Одиночество и сейчас его не покидало. Потому что завтра она уедет, чтобы выйти замуж за другого мужчину, прошлое станет будущим. Окончательно и бесповоротно.

Мысль не давала покоя.

Возможно, он и смог бы это вытерпеть, если бы она не решила провести последний день своей незамужней жизни вместе с ним, в плену вьюги, искушая его прикоснуться к ней, поговорить и, даже теперь, усадить к себе на колени и зацеловать до потери сознания.

– Но я не одинок в Рождество. Я в компании моих разношёрстных гостей.

– Как же тебе повезло, что у тебя есть мы.

Она улыбнулась, чересчур пылко. Ослепительно.

– Неужели?

Почему у неё столько ровных белых зубов?

– Не каждый герцог может претендовать на общество столь почётной компании.

– Лоутон предпочёл бы находиться в Мэрилебоне, тётя Джейн предпочла бы плыть в открытом море, а ты... без сомнения, предпочла бы общество своего жениха.

"Отрицай", – мысленно приказал он Джек. – "Отрицай и дай мне надежду, ведь в твоей власти одарить ею в избытке".

Какой же он чёртов мазохист!

Её улыбка смягчилась.

– Возможно, имеет значение то место, где нам суждено быть.

Джек суждено было находиться рядом с Эбеном, чёрт возьми. Она должна была сидеть на другом конце стола, в окружении полудюжины детей и десятком других между ними. Встретиться с ним взглядом, поднять бокал и выпить за их супружескую жизнь, прошлую, настоящую и будущую.

А он должен был играть на этой проклятой скрипке, пока она танцевала. Эбен неосознанно потянулся к инструменту, не успев остановиться, до того, как три пары глаз заметили его порыв. Присутствующие в комнате замерли.

Он застыл.

Первым заговорил Лоутон:

– Не останавливайся, Олрид.

Эбен поднял скрипку не в силах оторвать взгляд от Джек, чьё внимание было приковано к инструменту.

"Возможно, ты сыграешь для меня чуть позже", – сказала она ему много лет назад, в ту последнюю ночь, когда пришла к нему и дала последний шанс всё исправить. Когда он всё испортил. Когда положил начало всему этому кошмару.

Что, если бы он сыграл для неё в ту ночь?

Что если он сыграет для неё сейчас?

Время упущено.

Он покачал головой и опустил скрипку на стол.

– Тебе не следовало приносить её сюда.

Он проигнорировал тишину, наступившую после его слов, то как тётя Джейн едва слышно выдохнула, шорох пиджака, когда Лоутон откинулся на спинку стула.

Только Джек не шелохнулась и не произнесла ни слова.

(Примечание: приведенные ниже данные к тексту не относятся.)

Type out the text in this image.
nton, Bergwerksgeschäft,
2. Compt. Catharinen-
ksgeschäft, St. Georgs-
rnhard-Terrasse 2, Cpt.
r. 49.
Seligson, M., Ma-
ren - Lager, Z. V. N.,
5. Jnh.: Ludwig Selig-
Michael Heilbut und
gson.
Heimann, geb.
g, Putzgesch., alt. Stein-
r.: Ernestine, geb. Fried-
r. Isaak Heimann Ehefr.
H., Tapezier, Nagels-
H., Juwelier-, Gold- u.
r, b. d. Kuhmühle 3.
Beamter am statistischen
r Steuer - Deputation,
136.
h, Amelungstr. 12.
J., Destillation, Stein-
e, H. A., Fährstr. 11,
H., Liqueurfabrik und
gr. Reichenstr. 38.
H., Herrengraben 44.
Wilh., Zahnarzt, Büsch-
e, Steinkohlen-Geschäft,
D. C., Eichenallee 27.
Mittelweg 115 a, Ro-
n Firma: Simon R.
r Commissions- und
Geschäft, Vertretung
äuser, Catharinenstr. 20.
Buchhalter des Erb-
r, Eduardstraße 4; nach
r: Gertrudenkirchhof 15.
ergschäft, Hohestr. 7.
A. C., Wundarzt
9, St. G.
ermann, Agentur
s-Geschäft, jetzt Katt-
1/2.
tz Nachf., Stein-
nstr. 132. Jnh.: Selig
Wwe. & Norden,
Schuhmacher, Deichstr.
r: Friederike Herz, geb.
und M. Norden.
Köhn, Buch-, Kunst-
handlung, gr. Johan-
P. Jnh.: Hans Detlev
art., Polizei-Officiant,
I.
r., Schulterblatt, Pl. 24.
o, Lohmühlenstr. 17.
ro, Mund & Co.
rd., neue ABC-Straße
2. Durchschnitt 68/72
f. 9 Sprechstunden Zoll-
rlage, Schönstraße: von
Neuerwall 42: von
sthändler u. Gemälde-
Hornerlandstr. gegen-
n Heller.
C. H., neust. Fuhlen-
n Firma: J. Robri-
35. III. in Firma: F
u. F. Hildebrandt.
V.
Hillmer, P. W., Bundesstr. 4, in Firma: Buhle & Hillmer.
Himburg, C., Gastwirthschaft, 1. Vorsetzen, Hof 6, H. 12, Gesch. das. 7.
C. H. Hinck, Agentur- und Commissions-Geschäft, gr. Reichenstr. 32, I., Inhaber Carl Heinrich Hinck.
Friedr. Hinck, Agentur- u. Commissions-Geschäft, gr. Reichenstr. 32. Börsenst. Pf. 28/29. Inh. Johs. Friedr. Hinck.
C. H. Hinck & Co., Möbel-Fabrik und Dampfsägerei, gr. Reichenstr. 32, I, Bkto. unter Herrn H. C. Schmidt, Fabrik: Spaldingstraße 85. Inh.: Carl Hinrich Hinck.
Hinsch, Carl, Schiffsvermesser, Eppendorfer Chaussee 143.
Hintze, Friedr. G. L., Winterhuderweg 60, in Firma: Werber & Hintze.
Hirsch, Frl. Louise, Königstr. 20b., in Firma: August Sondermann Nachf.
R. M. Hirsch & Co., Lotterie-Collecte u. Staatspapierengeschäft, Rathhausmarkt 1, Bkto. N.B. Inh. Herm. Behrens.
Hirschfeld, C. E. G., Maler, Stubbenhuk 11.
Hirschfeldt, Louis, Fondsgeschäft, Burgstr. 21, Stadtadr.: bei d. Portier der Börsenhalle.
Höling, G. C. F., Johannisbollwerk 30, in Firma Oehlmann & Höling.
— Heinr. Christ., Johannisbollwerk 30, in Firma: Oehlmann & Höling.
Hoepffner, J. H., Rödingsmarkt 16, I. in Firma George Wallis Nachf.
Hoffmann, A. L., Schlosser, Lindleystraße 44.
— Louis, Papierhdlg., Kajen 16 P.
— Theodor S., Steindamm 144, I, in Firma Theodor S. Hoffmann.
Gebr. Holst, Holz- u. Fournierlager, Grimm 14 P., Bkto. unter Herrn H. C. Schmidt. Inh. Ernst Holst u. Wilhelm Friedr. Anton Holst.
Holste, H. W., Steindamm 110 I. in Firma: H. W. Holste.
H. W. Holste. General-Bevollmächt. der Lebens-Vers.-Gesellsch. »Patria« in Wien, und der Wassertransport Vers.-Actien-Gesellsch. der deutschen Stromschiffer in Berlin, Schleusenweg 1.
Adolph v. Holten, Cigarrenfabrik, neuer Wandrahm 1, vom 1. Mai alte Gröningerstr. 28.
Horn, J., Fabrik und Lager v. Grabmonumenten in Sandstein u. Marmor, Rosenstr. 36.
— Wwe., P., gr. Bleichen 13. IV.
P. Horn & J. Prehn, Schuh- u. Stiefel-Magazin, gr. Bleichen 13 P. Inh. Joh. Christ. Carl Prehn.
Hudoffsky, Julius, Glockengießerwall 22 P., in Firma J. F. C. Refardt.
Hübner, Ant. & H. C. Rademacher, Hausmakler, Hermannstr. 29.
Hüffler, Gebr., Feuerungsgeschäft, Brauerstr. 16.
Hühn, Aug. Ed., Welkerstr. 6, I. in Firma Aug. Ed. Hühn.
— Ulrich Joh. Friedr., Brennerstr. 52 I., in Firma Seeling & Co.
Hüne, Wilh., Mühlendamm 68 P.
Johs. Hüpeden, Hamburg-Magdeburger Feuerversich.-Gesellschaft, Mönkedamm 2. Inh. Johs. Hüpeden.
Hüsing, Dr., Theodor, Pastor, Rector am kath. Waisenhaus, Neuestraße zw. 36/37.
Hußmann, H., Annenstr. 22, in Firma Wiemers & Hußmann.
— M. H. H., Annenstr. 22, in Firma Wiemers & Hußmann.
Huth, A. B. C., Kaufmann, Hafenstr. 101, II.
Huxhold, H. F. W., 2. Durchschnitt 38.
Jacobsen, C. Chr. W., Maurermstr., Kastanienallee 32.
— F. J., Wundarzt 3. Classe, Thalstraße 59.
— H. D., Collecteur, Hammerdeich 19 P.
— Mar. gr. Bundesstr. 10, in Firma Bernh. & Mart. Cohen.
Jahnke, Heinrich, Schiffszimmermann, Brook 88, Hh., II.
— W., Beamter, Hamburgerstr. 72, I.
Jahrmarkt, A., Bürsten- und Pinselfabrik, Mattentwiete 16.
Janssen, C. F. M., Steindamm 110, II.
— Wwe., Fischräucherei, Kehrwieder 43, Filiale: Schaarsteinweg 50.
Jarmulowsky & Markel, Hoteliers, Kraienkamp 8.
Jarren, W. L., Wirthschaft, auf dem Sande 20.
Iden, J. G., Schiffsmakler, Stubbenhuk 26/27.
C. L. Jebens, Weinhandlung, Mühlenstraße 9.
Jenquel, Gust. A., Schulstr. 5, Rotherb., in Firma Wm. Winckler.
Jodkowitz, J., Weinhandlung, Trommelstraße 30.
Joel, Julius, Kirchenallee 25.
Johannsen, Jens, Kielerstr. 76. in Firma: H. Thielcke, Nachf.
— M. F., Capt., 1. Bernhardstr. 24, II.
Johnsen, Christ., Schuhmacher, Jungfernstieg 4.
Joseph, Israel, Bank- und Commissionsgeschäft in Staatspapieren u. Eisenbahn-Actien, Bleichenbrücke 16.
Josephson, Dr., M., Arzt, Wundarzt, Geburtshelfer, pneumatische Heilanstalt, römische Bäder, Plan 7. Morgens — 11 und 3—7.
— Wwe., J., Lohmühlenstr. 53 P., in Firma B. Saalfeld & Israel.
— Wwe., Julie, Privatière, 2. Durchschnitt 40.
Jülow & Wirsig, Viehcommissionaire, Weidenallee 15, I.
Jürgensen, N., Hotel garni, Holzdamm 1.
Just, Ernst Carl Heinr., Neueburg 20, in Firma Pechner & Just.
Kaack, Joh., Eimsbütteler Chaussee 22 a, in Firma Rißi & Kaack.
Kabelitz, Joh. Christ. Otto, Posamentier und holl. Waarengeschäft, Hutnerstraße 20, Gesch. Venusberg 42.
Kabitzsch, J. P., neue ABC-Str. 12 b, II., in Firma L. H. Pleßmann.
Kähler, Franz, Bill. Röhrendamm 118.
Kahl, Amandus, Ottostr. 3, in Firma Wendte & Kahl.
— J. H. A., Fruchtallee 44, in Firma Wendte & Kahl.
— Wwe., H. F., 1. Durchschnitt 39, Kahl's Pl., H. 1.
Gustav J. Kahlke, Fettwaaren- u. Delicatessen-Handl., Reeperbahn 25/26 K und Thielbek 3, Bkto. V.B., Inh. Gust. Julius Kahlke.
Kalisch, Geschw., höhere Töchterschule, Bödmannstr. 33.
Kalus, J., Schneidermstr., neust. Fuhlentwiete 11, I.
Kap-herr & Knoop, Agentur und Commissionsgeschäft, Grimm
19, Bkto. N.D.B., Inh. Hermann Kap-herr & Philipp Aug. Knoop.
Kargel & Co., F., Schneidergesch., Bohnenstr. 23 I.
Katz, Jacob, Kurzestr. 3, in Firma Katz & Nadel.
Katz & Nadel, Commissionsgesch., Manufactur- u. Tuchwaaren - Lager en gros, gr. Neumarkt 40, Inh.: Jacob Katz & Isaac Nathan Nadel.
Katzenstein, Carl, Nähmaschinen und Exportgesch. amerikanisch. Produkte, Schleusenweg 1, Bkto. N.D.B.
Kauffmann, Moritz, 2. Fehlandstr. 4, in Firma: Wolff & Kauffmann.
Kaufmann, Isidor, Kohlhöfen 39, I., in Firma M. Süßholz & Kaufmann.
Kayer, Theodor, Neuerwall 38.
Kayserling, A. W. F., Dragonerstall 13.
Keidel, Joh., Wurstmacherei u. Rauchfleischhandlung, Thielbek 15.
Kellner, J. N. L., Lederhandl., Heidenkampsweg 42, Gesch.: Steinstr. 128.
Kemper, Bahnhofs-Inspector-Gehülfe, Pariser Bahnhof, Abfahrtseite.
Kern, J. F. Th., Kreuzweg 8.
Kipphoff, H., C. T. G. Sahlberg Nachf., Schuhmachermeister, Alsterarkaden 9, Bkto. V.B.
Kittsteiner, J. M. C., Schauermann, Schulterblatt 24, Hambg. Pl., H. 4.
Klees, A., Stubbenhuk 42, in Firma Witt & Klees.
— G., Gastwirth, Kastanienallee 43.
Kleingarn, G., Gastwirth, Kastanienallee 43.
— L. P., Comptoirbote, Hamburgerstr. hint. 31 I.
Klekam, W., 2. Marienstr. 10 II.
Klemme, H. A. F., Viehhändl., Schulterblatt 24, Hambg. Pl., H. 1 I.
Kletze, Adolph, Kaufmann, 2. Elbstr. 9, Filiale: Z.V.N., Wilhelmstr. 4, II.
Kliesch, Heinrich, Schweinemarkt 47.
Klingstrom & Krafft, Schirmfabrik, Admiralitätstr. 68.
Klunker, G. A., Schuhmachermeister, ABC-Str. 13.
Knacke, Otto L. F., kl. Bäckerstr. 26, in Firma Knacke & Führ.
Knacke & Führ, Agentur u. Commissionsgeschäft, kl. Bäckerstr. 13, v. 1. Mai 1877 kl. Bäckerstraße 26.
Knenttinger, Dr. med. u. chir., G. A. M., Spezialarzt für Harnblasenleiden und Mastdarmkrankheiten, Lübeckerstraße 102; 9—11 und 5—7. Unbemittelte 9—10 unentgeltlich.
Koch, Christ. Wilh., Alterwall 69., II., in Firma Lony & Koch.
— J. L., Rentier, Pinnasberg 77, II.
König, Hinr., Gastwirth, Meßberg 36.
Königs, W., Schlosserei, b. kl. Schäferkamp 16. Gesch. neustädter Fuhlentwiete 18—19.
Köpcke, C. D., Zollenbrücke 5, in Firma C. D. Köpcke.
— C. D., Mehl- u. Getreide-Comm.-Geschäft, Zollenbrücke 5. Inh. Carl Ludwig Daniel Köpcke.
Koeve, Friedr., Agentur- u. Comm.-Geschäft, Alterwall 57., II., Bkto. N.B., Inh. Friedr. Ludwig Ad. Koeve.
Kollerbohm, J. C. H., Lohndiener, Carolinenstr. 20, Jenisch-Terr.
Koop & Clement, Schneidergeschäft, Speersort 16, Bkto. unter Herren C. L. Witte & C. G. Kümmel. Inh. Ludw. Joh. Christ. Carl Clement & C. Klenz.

А потом встала и молча вышла, её шикарные красные юбки прошелестели будто орудийные выстрелы, тихий щелчок замка, когда она закрыла за собой дверь, прозвучал словно пушечный выстрел.

Эбен был повержен.

Благодаря самому себе.

– Что ж... – подал голос Лоутон.

– Заткнись, – огрызнулся Эбен.

Хвала богам, деловой партнёр и правда заткнулся.

– Я бы хотела посмотреть, как ты попытаешься сказать мне то же самое, – вмешалась тётя Джейн, взгляд её ледяных голубых глаз был устремлён на Эбена. Когда он ничего не ответил, она продолжила: – Ах, значит, у тебя всё-таки сохранилось какое-то подобие здравого смысла.

Она встала, внезапно показавшись намного выше, чем была на самом деле, угрожающе внушительной, как те слова, которые она бросила в него, словно боевые орудия.

– Эта девушка двенадцать лет думала о тебе. Большую часть времени испытывала к тебе чувства. А ты за это время, кажется, ни о чём не думал и ничего не чувствовал.

Он знал, что это не правда. Джек не могла испытывать к нему чувства после того, как бросила. Он пообещал ей будущее, которое она по праву заслуживала. И всё, что от неё требовалось, это дождаться Эбена.

"Однажды ты пообещал, что всегда будешь стремиться ко мне".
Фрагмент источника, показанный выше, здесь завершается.